A vida abre caminho no ecossistema radioativo de Chernobyl
Vários estudos confirmam que, 30 anos depois do desastre, a vida silvestre é abundante na zona de exclusão, embora a radiação também afete alguns organismos
Era a segunda vez que um peixe escapava de suas mandíbulas, mas a ágil nutria (caxingui) não desistiu. Continuou nadando e seguindo o rastro dos peixes. O cheiro de uma nova presa a levou até a margem, onde havia um peixe morto. Um lanche fácil para a nutria, que não hesitou em dar conta da carniça. Não percebeu, mas enquanto aproveitava o momento de sorte, uma câmera imortalizou a cena. Dias depois, longe de lá, um cientista assentiu satisfeito ao ver as imagens.
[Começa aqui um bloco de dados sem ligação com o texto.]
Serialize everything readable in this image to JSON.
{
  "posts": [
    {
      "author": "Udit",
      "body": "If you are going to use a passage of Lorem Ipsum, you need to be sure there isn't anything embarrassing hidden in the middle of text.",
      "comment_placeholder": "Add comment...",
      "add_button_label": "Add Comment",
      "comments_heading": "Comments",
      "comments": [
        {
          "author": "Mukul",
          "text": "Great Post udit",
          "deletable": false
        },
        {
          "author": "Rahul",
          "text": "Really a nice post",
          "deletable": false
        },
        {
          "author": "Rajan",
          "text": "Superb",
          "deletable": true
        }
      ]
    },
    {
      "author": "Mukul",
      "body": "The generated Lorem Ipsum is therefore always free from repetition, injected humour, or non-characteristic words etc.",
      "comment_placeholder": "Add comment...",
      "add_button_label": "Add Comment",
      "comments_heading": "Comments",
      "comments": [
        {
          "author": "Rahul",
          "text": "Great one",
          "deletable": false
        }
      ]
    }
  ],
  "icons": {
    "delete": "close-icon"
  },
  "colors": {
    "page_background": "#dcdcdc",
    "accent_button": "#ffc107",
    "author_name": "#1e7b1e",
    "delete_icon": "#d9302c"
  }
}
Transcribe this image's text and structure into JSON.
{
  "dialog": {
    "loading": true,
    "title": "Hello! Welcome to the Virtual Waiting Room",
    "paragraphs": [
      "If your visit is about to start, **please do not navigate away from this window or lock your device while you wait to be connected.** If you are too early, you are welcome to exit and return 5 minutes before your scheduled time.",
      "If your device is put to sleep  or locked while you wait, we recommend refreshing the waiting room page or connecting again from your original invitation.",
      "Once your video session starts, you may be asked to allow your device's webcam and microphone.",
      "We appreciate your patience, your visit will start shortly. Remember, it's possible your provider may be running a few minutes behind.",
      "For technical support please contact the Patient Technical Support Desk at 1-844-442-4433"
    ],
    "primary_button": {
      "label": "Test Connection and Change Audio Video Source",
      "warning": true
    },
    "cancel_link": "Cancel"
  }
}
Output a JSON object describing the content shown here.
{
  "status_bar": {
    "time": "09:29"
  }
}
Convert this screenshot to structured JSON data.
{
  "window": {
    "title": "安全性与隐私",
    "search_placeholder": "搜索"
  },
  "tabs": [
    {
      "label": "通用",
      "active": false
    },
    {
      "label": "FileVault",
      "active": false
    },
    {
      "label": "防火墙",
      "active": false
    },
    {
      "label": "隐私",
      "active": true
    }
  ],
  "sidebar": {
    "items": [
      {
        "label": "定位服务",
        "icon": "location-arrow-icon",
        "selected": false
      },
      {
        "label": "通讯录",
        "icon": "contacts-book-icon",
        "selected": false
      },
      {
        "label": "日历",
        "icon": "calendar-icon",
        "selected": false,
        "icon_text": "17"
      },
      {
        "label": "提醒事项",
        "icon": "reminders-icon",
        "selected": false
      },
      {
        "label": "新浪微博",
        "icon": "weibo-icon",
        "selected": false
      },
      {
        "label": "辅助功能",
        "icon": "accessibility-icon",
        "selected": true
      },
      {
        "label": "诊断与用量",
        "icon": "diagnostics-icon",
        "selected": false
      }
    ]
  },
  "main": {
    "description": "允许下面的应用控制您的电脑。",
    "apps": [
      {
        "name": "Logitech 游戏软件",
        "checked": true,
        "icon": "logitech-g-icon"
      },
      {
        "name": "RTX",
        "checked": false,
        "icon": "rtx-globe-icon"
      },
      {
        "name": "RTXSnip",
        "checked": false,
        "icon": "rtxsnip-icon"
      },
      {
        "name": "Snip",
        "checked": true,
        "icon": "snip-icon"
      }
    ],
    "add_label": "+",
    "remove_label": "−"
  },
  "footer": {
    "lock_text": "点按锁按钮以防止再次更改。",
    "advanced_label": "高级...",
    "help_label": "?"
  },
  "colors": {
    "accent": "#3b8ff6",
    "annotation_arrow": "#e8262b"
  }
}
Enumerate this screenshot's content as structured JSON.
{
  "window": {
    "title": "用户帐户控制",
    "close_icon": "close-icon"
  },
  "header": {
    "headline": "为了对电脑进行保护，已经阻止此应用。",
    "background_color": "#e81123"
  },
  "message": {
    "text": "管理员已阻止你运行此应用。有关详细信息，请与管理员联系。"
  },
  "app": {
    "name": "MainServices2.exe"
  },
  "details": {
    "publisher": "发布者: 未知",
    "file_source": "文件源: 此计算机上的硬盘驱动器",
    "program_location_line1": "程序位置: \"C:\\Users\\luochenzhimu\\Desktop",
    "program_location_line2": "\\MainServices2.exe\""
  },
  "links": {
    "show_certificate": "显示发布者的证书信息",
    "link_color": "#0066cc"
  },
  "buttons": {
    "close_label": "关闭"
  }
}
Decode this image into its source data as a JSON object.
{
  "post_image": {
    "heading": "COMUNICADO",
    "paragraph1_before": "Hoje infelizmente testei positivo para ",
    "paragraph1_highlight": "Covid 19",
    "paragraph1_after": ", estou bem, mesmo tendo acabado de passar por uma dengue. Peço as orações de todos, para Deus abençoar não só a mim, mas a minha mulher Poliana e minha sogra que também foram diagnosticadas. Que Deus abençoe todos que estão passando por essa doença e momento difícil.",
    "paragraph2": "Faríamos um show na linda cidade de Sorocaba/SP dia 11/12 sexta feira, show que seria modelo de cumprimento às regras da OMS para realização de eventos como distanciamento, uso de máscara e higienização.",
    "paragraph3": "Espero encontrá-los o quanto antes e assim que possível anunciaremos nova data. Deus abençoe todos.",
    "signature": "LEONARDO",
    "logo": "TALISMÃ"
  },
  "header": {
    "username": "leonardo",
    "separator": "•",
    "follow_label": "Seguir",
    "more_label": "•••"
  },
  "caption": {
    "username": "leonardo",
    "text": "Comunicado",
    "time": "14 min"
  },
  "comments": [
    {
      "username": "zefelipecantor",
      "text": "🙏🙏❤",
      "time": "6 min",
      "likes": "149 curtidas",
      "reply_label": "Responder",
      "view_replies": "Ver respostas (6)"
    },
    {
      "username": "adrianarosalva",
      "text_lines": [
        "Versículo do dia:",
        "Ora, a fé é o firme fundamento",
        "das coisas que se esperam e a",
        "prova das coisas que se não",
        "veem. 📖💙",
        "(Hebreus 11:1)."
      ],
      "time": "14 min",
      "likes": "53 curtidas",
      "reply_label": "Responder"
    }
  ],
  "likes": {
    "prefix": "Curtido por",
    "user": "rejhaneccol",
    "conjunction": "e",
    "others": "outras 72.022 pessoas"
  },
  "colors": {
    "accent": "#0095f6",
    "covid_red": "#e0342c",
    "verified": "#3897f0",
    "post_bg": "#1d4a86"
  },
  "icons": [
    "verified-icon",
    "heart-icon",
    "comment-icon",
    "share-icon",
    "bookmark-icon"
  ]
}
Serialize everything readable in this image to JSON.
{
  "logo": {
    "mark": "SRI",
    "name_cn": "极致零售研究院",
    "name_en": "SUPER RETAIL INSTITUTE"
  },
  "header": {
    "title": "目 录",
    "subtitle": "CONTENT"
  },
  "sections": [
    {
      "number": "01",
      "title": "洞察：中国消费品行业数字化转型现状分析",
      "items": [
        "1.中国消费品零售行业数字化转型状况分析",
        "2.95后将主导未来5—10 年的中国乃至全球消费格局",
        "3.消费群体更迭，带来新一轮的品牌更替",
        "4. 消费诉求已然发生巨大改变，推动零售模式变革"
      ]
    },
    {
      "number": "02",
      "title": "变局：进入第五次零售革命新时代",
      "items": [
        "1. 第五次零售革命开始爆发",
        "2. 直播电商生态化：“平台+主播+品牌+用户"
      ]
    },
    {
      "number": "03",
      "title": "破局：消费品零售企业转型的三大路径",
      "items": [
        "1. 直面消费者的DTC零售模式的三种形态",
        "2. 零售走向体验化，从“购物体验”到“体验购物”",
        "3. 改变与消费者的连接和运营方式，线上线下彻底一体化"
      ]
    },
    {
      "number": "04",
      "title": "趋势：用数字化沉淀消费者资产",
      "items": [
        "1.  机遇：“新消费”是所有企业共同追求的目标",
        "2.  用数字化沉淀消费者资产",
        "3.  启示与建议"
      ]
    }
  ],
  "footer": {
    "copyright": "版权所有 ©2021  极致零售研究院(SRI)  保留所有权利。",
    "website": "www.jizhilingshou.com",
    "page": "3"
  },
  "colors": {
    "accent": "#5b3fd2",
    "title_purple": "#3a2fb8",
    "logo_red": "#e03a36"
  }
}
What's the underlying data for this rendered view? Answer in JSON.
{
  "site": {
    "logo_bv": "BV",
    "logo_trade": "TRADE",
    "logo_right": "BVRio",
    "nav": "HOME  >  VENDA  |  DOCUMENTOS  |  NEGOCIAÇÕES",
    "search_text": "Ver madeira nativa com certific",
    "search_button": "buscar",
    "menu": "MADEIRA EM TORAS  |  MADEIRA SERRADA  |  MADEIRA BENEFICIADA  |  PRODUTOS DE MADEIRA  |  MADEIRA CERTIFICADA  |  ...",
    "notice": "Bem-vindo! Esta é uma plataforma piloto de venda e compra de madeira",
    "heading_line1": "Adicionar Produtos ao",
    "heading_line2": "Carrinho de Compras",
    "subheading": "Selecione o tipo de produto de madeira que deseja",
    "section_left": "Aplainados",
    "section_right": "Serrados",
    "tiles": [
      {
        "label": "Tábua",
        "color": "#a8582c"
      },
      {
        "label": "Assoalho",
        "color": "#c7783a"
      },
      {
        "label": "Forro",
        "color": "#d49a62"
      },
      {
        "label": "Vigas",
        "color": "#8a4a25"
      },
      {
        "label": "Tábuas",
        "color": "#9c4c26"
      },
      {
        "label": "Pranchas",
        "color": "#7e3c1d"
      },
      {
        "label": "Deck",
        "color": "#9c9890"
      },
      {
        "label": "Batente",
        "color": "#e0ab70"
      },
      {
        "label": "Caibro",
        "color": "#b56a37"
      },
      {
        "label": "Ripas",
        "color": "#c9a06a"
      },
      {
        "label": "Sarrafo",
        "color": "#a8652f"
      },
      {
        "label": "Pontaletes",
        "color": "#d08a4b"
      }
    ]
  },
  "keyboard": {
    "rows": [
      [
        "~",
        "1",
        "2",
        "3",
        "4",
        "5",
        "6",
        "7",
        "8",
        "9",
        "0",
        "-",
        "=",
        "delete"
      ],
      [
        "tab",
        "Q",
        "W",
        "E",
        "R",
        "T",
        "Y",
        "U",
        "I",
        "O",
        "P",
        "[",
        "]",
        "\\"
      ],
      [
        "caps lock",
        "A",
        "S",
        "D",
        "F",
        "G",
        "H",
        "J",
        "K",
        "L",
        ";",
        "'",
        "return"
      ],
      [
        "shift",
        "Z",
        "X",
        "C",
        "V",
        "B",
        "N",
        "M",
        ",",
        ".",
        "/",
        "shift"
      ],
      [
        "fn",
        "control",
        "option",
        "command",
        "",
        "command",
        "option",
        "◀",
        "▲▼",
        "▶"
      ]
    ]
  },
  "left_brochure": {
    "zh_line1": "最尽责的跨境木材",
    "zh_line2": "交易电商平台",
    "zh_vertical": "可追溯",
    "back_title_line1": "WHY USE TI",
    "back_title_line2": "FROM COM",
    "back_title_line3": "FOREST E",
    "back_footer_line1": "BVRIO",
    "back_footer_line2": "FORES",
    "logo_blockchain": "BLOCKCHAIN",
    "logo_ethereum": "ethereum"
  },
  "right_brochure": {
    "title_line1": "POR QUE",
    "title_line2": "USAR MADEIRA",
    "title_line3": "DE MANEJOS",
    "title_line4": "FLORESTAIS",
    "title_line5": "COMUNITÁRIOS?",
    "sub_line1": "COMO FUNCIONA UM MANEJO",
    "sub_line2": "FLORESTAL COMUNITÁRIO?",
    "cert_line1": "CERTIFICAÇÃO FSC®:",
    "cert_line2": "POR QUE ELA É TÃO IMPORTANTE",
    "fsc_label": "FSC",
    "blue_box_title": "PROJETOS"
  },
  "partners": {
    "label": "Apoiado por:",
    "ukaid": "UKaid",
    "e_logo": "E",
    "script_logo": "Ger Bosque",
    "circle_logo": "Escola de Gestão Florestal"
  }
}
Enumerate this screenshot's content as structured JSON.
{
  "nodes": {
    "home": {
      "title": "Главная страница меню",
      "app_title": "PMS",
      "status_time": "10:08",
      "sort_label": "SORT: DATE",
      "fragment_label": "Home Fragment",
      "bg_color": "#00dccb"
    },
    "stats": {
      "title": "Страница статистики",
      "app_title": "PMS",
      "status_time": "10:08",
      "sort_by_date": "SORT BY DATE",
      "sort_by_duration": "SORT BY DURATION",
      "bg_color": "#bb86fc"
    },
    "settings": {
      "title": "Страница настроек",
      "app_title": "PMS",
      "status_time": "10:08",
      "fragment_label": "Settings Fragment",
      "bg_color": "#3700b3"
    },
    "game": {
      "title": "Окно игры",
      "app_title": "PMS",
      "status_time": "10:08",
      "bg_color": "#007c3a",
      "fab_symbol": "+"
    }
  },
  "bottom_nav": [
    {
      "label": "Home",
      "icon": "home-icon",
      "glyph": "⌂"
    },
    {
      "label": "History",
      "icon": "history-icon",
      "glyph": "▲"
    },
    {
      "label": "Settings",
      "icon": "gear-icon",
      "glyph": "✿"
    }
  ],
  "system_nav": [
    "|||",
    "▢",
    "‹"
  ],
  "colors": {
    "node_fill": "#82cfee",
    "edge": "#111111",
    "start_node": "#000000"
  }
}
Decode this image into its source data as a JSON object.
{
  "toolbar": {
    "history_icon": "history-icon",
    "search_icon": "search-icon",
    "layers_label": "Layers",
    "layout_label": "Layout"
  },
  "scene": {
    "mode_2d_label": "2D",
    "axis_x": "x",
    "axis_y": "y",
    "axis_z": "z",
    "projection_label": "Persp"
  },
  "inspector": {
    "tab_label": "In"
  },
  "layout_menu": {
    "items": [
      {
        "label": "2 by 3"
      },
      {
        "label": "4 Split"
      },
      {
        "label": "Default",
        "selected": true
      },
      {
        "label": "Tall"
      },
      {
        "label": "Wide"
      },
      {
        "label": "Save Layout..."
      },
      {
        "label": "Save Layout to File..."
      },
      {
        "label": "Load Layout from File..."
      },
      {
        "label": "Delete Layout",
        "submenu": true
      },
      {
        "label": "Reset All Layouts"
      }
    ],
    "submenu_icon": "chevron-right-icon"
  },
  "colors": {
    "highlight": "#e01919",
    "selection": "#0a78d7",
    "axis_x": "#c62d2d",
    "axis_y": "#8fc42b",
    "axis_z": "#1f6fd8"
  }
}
A vida prolifera nas águas poluídas do rio Prípiat.
O peixe havia sido colocado na margem do rio por uma equipe de cientistas que queria ver quais animais iriam se servir do bufê. Nutrias, visões-americanos e águias-rabalva se aproximaram para comer os peixes oferecidos, enquanto as câmeras as espiavam. Sem saber, eles se tornaram parte de uma lista cada vez mais ampla: as espécies que vivem na Zona de Exclusão de Chernobyl (ZEC).
Após o desastre de 26 de abril de 1986, a URSS estabeleceu uma zona de segurança de 30 quilômetros ao redor da usina nuclear de Chernobyl. Milhares de pessoas foram forçadas a abandonar suas casas, deixando mais de 4.200 quilômetros quadrados livres da influência humana direta. Desse espaço, pouco mais da metade pertence à Ucrânia. O restante é administrado pela Belarus, que o transformou na Reserva Radioecológica do Estado da Polésia, uma das maiores reservas naturais da Europa.
James Beasley, ecologista da Universidade da Geórgia, é um dos pesquisadores que está estudando como a vida prolifera em Chernobyl. Junto com uma equipe internacional, ele começou a documentar os animais que habitam a reserva radioecológica, estudando pegadas e fazendo a contagem a partir de helicópteros. Os resultados foram promissores e isso os levou a instalar câmeras-armadilha com odores para atrair animais. Em 2016 publicaram suas descobertas: 30 anos após o desastre, a vida selvagem é abundante na zona de exclusão da Belarus. As câmeras capturaram 14 espécies de mamíferos, incluindo alces, corças, javalis, lobos-cinzentos, raposas e cães-guaxinins. De acordo com Beasley, os dados são o "testemunho da resistência da vida selvagem quando é liberada das pressões humanas diretas".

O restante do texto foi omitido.